The reader or listener pays attention to this; they are not defended against such moves because they begin to feel the state possibly felt by the person who wrote that text or says those things. They understand how they would feel if they wrote or said something similar. And it moves them; they witness something quite uncomfortable, something worth noticing.

And here I wanted to write that the author of all this doesn't feel anything. But I paused and felt. Feels, indeed. This combination of feelings inspires and energizes.

In general, hyper-sincerity made me strong when I was afraid of being exposed for lying. Or when there was something that could be revealed in me, something very painful. I strive to vocalize it through hyper-sincerity and stop being afraid.

A person who neither defends nor flees from fear might not need to use hyper-sincerity. And it would be good to live without the strain of hyper-sincerity. I think I'm on the way to that.

The Dictator Inside Me

4 in the morning, my inflamed brain woke up and won't let me fall asleep. Why do I have such a strong desire for recognition of my ideas? Why is there so much unbearable belief in what I do? No, not a big one, but a small one. I see how neural connections have converged and aligned so that, to resolve a situation, I see only one solution. The one I suggest. I am ready to stubbornly stand with arguments in defense of my decision, like a tiny dictator of the lowest level.

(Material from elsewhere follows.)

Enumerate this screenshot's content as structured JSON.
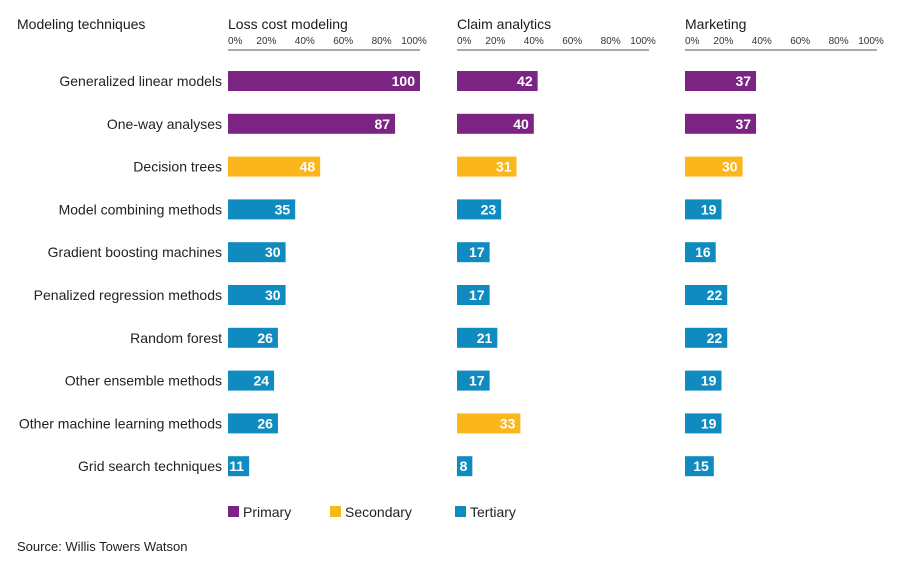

Projecting my state onto real dictators, I might understand them better. The insatiable desire to implement their truth and vision in the entire world. The manic desire for their truth and their genius to be accepted by every person on Earth. And anyone who cannot fathom this genius becomes either an enemy or an uneducated fool. Having written this, I feel lighter. I can head out for a nighttime walk.

P.S. I decided to search for an illustration for the post and googled "Dictator" in pictures. But I found a book called "Dictator" by my very favorite Ulf Stark. Now I'll read it.

  • I read it, a cool illustrated book for children. Logvinov did the translation into Belarusian. But I found it in Russian. If anyone's interested, comment or DM, and I'll send the link. Now, definitely off for a walk.